Coercion in the Pustejovsky framework refers to both complement coercion and aspectual coercion. Complement coercion involves a mismatch of semantic meaning between lexical items, while aspectual coercion involves a mismatch of temporality between lexical items.[4]
A commonly used example of complement coercion is the sentence "I began the book.” The phrase "I began" is assumed to be a selector which requires the following complement to denote an event, but "the book" denotes a noun phrase, not an event. So, as a result of coercion, "I began" forces “the book" from a simple noun phrase to an event involving that noun, causing the sentence to be interpreted to mean (most likely) "I began to read the book" or "I began to write the book."[4]
An example of aspectual coercion involving temporal connectives is "Let's leave after dessert" (Pustejovsky 1995:230). Another example of aspectual coercion from psycholinguistics research is the sentence "The tiger jumped for an hour," where the prepositional phrase "for an hour" coerces the lexical meaning of "jumped" to be iterative across the entire duration, instead of having occurred only once.[5]

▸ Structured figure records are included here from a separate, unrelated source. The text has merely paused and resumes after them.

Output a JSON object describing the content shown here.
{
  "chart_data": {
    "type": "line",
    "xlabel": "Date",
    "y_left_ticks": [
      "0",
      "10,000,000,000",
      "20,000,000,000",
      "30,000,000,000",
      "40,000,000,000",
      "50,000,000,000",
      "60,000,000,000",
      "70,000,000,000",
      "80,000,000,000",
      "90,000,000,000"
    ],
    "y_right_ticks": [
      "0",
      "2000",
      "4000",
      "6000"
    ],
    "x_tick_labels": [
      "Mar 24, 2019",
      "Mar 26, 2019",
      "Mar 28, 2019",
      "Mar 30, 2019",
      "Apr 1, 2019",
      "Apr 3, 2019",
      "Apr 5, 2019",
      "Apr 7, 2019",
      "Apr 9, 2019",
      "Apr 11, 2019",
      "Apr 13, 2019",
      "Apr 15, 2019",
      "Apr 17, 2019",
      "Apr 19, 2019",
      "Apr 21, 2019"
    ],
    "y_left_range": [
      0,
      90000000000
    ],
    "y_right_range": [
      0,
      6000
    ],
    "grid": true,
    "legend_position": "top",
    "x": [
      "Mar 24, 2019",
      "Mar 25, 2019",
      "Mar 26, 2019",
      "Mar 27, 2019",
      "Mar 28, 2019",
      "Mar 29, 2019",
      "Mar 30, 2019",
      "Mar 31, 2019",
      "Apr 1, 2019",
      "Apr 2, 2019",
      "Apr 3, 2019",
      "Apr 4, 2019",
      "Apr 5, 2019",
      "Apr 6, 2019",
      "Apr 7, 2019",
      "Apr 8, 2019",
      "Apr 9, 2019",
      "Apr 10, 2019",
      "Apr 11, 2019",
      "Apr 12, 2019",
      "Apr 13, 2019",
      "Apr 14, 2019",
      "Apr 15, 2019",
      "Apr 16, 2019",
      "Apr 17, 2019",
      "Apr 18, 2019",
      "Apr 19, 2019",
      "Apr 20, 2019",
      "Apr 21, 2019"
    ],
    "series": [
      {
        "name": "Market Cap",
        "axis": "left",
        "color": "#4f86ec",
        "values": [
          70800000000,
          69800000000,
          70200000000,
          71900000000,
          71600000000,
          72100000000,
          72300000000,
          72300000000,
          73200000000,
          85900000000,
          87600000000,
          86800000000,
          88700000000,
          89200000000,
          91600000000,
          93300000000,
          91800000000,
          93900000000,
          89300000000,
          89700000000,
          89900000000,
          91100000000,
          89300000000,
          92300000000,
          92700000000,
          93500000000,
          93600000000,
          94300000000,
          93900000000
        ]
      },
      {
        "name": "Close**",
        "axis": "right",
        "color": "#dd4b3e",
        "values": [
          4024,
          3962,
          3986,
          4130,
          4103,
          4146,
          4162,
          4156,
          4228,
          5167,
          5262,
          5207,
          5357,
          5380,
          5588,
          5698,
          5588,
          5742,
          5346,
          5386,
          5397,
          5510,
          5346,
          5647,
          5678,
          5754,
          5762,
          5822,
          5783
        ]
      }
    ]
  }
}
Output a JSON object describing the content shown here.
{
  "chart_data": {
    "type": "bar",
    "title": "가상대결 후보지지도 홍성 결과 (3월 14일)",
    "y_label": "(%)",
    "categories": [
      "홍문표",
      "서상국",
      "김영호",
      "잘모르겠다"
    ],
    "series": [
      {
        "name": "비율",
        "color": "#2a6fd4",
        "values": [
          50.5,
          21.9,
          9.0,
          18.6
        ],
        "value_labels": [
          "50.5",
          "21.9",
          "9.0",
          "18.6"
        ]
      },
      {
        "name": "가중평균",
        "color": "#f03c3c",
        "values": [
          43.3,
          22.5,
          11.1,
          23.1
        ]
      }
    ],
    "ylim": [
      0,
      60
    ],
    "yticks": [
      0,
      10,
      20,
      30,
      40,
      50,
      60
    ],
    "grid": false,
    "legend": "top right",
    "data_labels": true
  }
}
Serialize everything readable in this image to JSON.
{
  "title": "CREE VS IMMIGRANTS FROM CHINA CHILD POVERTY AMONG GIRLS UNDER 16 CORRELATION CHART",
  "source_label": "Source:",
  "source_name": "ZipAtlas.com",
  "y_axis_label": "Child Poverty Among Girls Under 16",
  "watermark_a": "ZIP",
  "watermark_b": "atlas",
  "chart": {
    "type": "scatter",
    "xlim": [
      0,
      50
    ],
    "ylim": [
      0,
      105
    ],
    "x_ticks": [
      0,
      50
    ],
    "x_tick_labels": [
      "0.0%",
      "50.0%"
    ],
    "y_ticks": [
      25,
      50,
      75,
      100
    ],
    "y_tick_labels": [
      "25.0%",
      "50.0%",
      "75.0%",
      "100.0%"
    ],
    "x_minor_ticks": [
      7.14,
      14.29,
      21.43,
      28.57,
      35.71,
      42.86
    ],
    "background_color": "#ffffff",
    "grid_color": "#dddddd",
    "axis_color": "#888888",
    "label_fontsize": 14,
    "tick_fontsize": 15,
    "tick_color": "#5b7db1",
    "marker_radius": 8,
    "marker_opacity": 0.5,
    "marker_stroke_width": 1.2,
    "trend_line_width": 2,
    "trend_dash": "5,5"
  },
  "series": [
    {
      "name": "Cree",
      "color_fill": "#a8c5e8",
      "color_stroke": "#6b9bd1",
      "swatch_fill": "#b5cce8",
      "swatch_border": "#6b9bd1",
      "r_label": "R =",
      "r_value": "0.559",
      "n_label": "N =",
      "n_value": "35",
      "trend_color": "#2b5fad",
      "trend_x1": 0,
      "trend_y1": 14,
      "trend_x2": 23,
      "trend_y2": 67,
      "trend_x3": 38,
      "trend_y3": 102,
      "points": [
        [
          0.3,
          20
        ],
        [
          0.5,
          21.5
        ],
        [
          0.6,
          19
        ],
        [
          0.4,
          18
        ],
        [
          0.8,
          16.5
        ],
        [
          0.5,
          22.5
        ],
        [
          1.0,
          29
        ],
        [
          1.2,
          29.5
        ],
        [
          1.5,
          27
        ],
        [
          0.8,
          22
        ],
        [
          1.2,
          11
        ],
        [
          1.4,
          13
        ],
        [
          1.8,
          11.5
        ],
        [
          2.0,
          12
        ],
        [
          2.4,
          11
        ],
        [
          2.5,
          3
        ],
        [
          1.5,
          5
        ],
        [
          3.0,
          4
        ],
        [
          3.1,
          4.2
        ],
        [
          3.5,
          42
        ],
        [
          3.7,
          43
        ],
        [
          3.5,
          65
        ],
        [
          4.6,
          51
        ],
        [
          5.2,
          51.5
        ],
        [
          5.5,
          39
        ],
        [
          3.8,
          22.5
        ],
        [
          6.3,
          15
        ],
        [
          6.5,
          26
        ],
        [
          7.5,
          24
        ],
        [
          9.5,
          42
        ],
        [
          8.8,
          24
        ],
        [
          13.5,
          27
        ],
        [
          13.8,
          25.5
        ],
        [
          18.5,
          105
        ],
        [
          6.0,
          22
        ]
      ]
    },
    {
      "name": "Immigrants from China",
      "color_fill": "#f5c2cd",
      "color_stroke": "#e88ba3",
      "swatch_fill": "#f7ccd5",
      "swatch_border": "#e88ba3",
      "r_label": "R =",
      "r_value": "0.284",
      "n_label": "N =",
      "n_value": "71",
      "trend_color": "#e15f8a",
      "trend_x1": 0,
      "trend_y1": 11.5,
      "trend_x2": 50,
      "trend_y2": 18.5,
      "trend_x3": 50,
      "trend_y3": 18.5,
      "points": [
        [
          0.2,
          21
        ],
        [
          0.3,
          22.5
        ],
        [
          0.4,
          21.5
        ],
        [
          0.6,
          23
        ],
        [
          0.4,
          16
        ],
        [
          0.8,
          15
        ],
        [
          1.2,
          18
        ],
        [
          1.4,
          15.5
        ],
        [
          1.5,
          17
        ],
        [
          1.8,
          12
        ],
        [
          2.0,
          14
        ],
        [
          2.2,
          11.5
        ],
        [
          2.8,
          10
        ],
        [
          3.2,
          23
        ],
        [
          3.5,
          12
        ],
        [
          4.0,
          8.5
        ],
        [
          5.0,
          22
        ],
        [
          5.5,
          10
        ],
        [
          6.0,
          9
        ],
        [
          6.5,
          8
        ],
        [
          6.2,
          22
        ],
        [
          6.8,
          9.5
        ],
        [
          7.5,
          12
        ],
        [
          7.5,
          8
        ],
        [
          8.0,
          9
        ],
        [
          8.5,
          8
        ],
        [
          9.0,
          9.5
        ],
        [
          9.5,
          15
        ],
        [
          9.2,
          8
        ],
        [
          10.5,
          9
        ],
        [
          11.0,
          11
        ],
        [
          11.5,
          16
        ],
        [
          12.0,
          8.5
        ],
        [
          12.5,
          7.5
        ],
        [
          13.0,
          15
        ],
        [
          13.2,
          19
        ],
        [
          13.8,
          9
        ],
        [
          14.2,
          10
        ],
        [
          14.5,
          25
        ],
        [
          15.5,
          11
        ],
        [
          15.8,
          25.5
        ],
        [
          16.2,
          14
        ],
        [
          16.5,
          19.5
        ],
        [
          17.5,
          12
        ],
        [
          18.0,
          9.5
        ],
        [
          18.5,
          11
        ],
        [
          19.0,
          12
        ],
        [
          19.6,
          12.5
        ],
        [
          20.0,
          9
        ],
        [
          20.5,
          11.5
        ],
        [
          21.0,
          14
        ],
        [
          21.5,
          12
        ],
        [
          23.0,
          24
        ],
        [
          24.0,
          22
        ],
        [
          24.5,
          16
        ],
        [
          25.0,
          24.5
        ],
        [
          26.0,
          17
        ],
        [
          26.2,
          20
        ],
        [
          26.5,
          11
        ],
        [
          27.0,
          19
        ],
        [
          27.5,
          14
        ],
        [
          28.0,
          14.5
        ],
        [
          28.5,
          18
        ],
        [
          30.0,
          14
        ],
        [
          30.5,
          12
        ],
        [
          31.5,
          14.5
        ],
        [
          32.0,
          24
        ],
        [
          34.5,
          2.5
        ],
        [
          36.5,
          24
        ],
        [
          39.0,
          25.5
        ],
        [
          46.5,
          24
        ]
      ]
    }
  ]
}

Coercion is a well-discussed topic in the field of linguistics, especially in semantics and construction grammar.[6] It is also explored in cognitive linguistics. An example is Yao-Ying Lai’s 2017 study on the effects of coercion on mental processing; results showed that phrases involving aspectual words (such as “start”) required longer reading times to understand than did phrases with psychological words (such as “enjoy” and “love”).[7] Currently, there is debate surrounding the proper approach to coercion in linguistics, including systemic coercion versus language-user coercion and a semantic perspective versus pragmatic perspective, among others.[1]
References
- ^ a b Lauwers, P.; Willems, D. (2011). "Coercion: Definition and challenges, current approaches, and new trends". Linguistics. 49 (6): 1219–1235. doi:10.1515/ling.2011.034. hdl:1854/LU-2046811. S2CID 144641857.
- ^ Ramirez, C. R. (2012). Coercion on the edge: A purely linguistic phenomenon or an integrated cognitive process?(Doctoral dissertation, University of Chile, 2012) (pp. 1-74). Santiago: University of Chile.
- ^ Marc Moens; Mark Steedman (1988). "Temporal Ontology and Temporal Reference". Computational Linguistics. 14 (2): 15–28.
- ^ a b Pustejovsky, James (1995). The Generative Lexicon. Cambridge, MA: The MIT Press.
- ^ Piñango, Maria; Winnick, Aaron; Zurif, Edgar; Ullah, Rashad (2006). "The Time Course of Semantic Composition: The Case of Aspectual Coercion". Journal of Psycholinguistic Research. 35 (3): 233–244. doi:10.1007/s10936-006-9013-z. PMID 16799844. S2CID 40358141.
- ^ Audring, Jenny; Booij, Geert (2016). "Cooperation and coercion". De Gruyter Mouton. 54 (4): 617–637.
- ^ Lai, Y. (2017). The complement coercion phenomenon: Implications for models of sentence processing (Doctoral dissertation, Yale University, 2017) (pp. 1-275). Yale University.